2. Albuterol sulfate HFA 90 mcg inhaler 1-2 inhalations every 4-6 hours as needed for wheezing.
3. Nasonex 50 mcg spray, 2 sprays intranasally every day.

REVIEW OF SYSTEMS:
GENERAL: No fever, weight loss or other constitutional symptoms.
SKIN: No rashes, petechiae, bruising or eczema.
HEENT: No vision or hearing problems. No nasal congestion or epistaxis. No mouth pain or difficulty swallowing.
RESPIRATORY: No cough, congestion or difficulty breathing.
CARDIOVASCULAR: No history of heart disease.
GASTROINTESTINAL: No nausea, vomiting, diarrhea, constipation, melena or hematochezia.
GENITOURINARY: No hematuria or dysuria.
MUSCULOSKELETAL: No joint pain or dactylitis.
NEUROLOGIC: Normal developmental milestones.
HEMATOLOGIC: History of sickle cell beta plus thalassemia.

PHYSICAL EXAMINATION:
GENERAL: The patient is alert, happy, in no distress. He cooperated with me during the exam.
VITAL SIGNS: Temperature 97.8, pulse 144, respirations 24, blood pressure 108/68, weight 13.2 kg (25th percentile), height 89.6 cm (25th percentile), oxygen saturation 100% on room air.
HEENT: Normocephalic. Pupils are equally round and reactive. Extraocular muscles are intact. Conjunctivae are clear.

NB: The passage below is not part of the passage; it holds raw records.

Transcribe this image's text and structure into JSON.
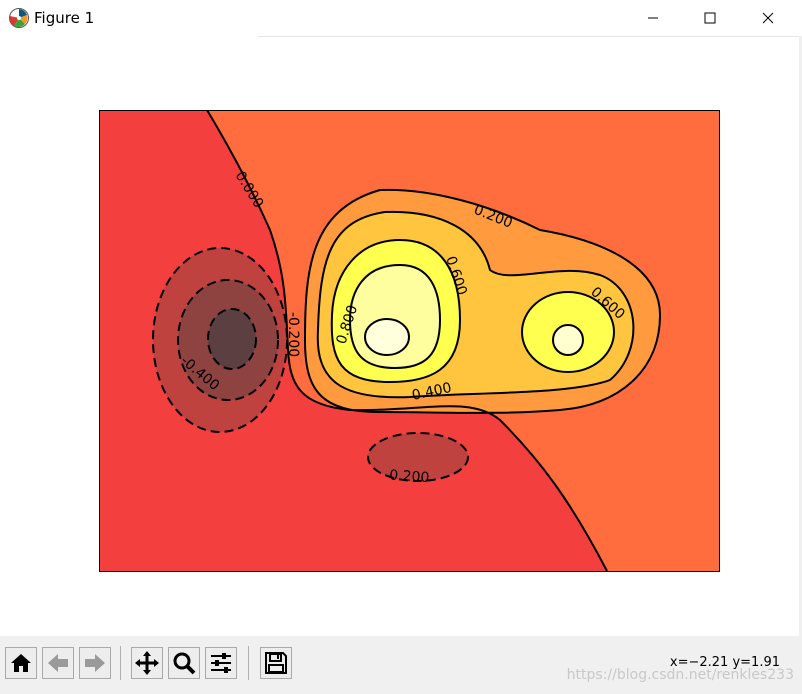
{
  "window": {
    "title": "Figure 1",
    "buttons": {
      "minimize": "minimize",
      "maximize": "maximize",
      "close": "close"
    }
  },
  "toolbar": {
    "buttons": [
      {
        "name": "home",
        "icon": "home-icon"
      },
      {
        "name": "back",
        "icon": "arrow-left-icon"
      },
      {
        "name": "forward",
        "icon": "arrow-right-icon"
      },
      {
        "name": "pan",
        "icon": "move-icon"
      },
      {
        "name": "zoom",
        "icon": "magnifier-icon"
      },
      {
        "name": "configure-subplots",
        "icon": "sliders-icon"
      },
      {
        "name": "save",
        "icon": "floppy-disk-icon"
      }
    ],
    "coordinates": "x=−2.21 y=1.91",
    "watermark": "https://blog.csdn.net/renkles233"
  },
  "chart_data": {
    "type": "contour",
    "filled": true,
    "colormap": "hot",
    "title": "",
    "xlabel": "",
    "ylabel": "",
    "axes_ticks_visible": false,
    "contour_levels": [
      -0.4,
      -0.2,
      0.0,
      0.2,
      0.4,
      0.6,
      0.8
    ],
    "contour_labels": [
      {
        "text": "0.000"
      },
      {
        "text": "0.200"
      },
      {
        "text": "0.600"
      },
      {
        "text": "0.800"
      },
      {
        "text": "0.600"
      },
      {
        "text": "0.400"
      },
      {
        "text": "-0.200"
      },
      {
        "text": "-0.400"
      },
      {
        "text": "-0.200"
      }
    ],
    "negative_linestyle": "dashed",
    "colors": {
      "background_level": "#f43f3f",
      "level_0_to_0.2": "#ff6c3e",
      "level_0.2_to_0.4": "#ff9a3e",
      "level_0.4_to_0.6": "#ffc53e",
      "level_0.6_to_0.8": "#ffff4f",
      "level_0.8_plus": "#ffffd9",
      "level_-0.2_to_-0.4": "#c0423f",
      "level_-0.4_to_-0.6": "#8f4341",
      "level_below_-0.6": "#5c4041"
    }
  }
}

Tympanic membranes are pearly gray. Oropharynx is pink and moist. Tonsils are generous for his age, but there is no exudate. His nares seemed congested. There is oral breathing.

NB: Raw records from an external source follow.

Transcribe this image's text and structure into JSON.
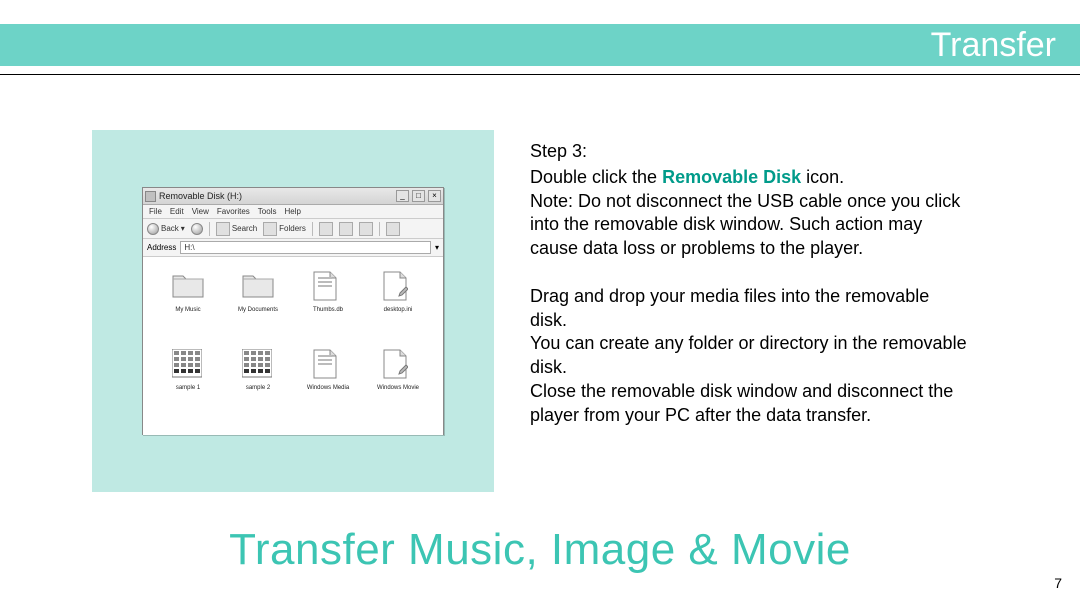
{
  "header": {
    "title": "Transfer"
  },
  "screenshot": {
    "window_title": "Removable Disk (H:)",
    "menu": {
      "file": "File",
      "edit": "Edit",
      "view": "View",
      "favorites": "Favorites",
      "tools": "Tools",
      "help": "Help"
    },
    "toolbar": {
      "back": "Back",
      "search": "Search",
      "folders": "Folders"
    },
    "address": {
      "label": "Address",
      "value": "H:\\"
    },
    "items": [
      {
        "label": "My Music",
        "type": "folder"
      },
      {
        "label": "My Documents",
        "type": "folder"
      },
      {
        "label": "Thumbs.db",
        "type": "doc"
      },
      {
        "label": "desktop.ini",
        "type": "doc-pencil"
      },
      {
        "label": "sample 1",
        "type": "grid"
      },
      {
        "label": "sample 2",
        "type": "grid"
      },
      {
        "label": "Windows Media",
        "type": "doc"
      },
      {
        "label": "Windows Movie",
        "type": "doc-pencil"
      }
    ]
  },
  "instructions": {
    "step_label": "Step 3:",
    "line1a": "Double click the ",
    "line1b": "Removable Disk",
    "line1c": " icon.",
    "note": "Note: Do not disconnect the USB cable once you click into the removable disk window. Such action may cause data loss or problems to the player.",
    "p2": "Drag and drop your media files into the removable disk.",
    "p3": "You can create any folder or directory in the removable disk.",
    "p4": "Close the removable disk window and disconnect the player from your PC after the data transfer."
  },
  "footer_title": "Transfer Music, Image & Movie",
  "page_number": "7"
}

LYMPHATICS: No palpably enlarged nodes in the neck, axillae or groin.
CHEST: Clear to auscultation throughout.
HEART: Regular rate and rhythm without murmurs.
ABDOMEN: Soft and benign without organomegaly or masses.

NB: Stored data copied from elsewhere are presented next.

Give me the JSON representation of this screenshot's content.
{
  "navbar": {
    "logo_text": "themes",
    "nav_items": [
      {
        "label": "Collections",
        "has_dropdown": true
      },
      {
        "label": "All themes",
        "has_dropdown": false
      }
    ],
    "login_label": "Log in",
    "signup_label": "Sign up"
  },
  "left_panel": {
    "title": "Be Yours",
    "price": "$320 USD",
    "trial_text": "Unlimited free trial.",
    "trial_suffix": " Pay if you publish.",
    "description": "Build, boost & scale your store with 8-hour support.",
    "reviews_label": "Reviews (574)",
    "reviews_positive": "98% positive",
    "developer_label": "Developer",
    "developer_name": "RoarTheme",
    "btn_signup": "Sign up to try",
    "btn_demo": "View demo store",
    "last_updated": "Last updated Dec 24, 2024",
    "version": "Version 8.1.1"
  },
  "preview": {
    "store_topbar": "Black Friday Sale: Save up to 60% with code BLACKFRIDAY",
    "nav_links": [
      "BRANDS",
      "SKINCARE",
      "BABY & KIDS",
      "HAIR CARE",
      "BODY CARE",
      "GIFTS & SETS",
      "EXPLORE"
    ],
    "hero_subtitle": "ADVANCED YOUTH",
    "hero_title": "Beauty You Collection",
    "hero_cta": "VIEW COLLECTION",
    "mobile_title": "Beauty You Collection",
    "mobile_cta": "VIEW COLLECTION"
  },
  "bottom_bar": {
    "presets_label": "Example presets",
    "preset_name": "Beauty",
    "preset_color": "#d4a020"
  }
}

EXTREMITIES: Warm and well perfused without cyanosis or edema.
NEUROLOGIC: Nonfocal.
SKIN: No paleness, rashes, petechiae or bruising.

IMPRESSION:
1. The patient is a (XX)-month-old boy with sickle cell beta plus thalassemia.
2. Hereditary persistence of hemoglobin F.
3. Seasonal allergies with what appears to be chronic rhinitis and probably inflammation of tonsils and adenoids with obstructed nasal breathing.

PLAN:
1. Today, we recommended to the family to schedule an appointment with Dr. John Doe to discuss the fact that he probably has congested upper airways. He may need further treatment with Flonase and referral to ENT for further evaluation. Dr. John Doe may need to consider the possibility of referring him for a sleep study after evaluation from ENT to determine whether he has impaired sleep secondary to nasal obstruction.
2. Regarding his blood work, at the family’s request, we decided not to proceed with further testing. His H&H recently at well-child care was 11.9. His hemoglobin at well-child was 11.9 a couple of weeks ago.
3. The family has recently moved. We would like to refer him back with either Dr. Jane Doe Delario or Dr. Jeff Doe for ongoing care.
4. At this point, we think it will be reasonable to continue to monitor his reactive airway disease, but I would recommend referral to Pediatric Pulmonology if his condition does not improve.
5. The family knows to call or return if his condition worsens in any way.
6. For his lower extremity pain that appears only intermittently, we have suggested the family to give ibuprofen 100 mg/5 mL, 7.5 mL every 8 hours as needed for pain. If that does not improve and he continues to experience pain, he may benefit from treatment with hydrocodone.
7. The family knows to call or return if his condition worsens in any way.